My gaze lingers briefly on an overgrown ruin, beside a farmhouse on the right of our road. The structure is fronted by a great arch, like the entrance to a railway tunnel, but there’s no railway to be seen. This arch, half hidden among dark-leafed trees, stays in my memory as it disappears into the distance behind us. For what purpose was it built? What long-lost glories does it recall? And why do I feel that there’s some information here that is eluding me?
Petra asks me if I still have my gun. I do.
“There may be road blocks,” she says. “If we’re stopped, stay silent. Stefan will do the talking.”
I nod.
“If things go wrong, don’t let them take you alive. Save a bullet for yourself.”

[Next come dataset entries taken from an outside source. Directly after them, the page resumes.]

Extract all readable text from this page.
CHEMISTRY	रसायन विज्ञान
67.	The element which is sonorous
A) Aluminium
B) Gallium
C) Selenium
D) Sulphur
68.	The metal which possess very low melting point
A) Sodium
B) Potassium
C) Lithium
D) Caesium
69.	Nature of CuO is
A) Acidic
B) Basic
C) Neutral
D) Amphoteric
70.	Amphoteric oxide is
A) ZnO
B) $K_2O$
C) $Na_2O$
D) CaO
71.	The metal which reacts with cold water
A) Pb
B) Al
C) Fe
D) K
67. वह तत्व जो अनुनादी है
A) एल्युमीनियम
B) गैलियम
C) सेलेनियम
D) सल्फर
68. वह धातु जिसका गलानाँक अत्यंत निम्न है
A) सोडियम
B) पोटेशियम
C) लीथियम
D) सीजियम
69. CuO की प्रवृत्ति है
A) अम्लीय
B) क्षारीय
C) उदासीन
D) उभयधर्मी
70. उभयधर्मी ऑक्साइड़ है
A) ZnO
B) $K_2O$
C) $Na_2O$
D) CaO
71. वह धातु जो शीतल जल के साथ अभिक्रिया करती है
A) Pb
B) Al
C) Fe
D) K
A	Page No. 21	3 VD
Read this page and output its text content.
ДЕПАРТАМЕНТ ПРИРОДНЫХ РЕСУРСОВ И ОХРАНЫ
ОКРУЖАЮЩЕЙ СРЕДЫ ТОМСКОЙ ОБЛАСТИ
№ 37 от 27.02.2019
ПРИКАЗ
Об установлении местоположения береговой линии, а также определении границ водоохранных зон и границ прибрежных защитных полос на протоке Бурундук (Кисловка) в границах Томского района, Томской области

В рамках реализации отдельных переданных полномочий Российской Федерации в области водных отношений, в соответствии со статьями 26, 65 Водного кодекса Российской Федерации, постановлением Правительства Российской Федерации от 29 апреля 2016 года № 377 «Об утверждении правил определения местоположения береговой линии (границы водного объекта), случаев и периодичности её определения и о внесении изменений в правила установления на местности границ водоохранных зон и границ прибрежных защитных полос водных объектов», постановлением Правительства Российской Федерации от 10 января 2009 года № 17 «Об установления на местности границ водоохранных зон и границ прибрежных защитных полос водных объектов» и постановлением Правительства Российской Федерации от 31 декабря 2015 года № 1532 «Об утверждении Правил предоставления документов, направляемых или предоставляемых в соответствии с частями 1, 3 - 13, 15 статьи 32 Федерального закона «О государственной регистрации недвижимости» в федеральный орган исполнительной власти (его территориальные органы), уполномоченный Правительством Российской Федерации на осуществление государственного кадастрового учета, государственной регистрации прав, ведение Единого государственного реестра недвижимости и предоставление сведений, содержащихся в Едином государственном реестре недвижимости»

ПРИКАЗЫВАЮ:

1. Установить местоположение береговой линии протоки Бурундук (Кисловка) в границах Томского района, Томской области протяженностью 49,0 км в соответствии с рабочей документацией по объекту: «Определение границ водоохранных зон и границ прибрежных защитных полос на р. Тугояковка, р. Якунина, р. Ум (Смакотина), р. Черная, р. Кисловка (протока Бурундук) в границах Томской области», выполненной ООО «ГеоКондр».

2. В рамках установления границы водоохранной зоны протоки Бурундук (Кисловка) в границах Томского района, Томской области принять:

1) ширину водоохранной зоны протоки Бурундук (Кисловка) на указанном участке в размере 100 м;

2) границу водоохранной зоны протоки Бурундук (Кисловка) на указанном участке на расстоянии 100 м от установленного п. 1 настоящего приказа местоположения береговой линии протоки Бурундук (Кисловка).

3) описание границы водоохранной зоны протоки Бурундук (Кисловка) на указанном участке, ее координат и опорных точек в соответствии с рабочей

Oh sure. Like I’m a martyr with a dream of paradise. However, this is not the place to explain that if faced with a choice between a painful death and revealing all I know I lean towards singing like a choirboy.
“Don’t hesitate. It’s your duty. To the movement, and to yourself. If they take you alive, you will not like it.”
So here I am, being driven over badly repaired roads to somewhere I don’t know, where I don’t wish to go, and there’s a reasonable chance that someone who doesn’t know me will try to kill me.
Little by little the flat farmland gives way to a wilder terrain, and the road starts to climb up into mountains. There is snow here and there, lying where rocks or trees shade the
ground. The cab is not well heated, and I start to feel cold. Petra senses this.
“Share warmth,” she says.
We huddle close together on the back seat. She puts an arm round me, and I put an arm round her. She smells of smoke and longing. I want her admiration. I want her body. I want her warmth.
Some vehicles pass us, travelling at speed: a closed truck, and a big grey old-model Mercedes. As the car goes by, I catch a glimpse of a tall dark-haired man sitting alone in the back. All I register is his silhouette against the snow. Petra sees him too. She curses softly to herself. Ilse starts pulling guns out of the hold-all and handing them out. They confer, in short decisive phrases. They wind down all the windows. Petra hands me an automatic pistol.
“You’ll get in more shots with this.”
“What’s happening?”
“We think they will stop us. If so, we come out shooting.”
I feel the weight of the automatic pistol. I’ve never used a weapon like this in my life, and don’t intend to now. This doesn’t seem the time to say so.
We round a bend and there ahead is the truck, pulled up on the side of the road, with the grey Mercedes behind it. The tall man is still sitting in the back of the car, his driver still at the wheel. Half a dozen men of the kind I have seen before stand by the truck, guns dangling, watching us approach. One of them waves his arm up and down, to tell us to pull up. Stefan slows to a crawl and stops a few metres short of the truck. He pulls some papers out of his breast pocket and hands them up for the men with the guns to see. The one who waved him to a stop now gestures for him to get out, and sets off towards him. Stefan opens the door on his side, puts down his papers, takes the gun Ilse has pushed across the seat towards him, and shoots the man dead.
Petra and Ilse start shooting out of the windows. Stefan rushes the truck, pumping bullets. Petra breaks out of the cab and stands rock steady on the road shooting from the hip. Ilse stays in the front seat, picking off her targets shot by shot. The men round the truck are hit and falling, but they’re also shooting back. A bullet slams into the cab roof close to my head. A man runs towards me, his gun reached out before him. He stops, and staggers, and falls. I feel an unfamiliar vibration in my clenched hands. Men are bleeding on the road, trying to crawl on their elbows. Petra takes careful aim, and they jerk, and lie still. The grey car pulls out and races away, abandoning the truck and the dead and dying men. Stefan fires at the car as it accelerates down the mountain road. When he stops firing, there is silence.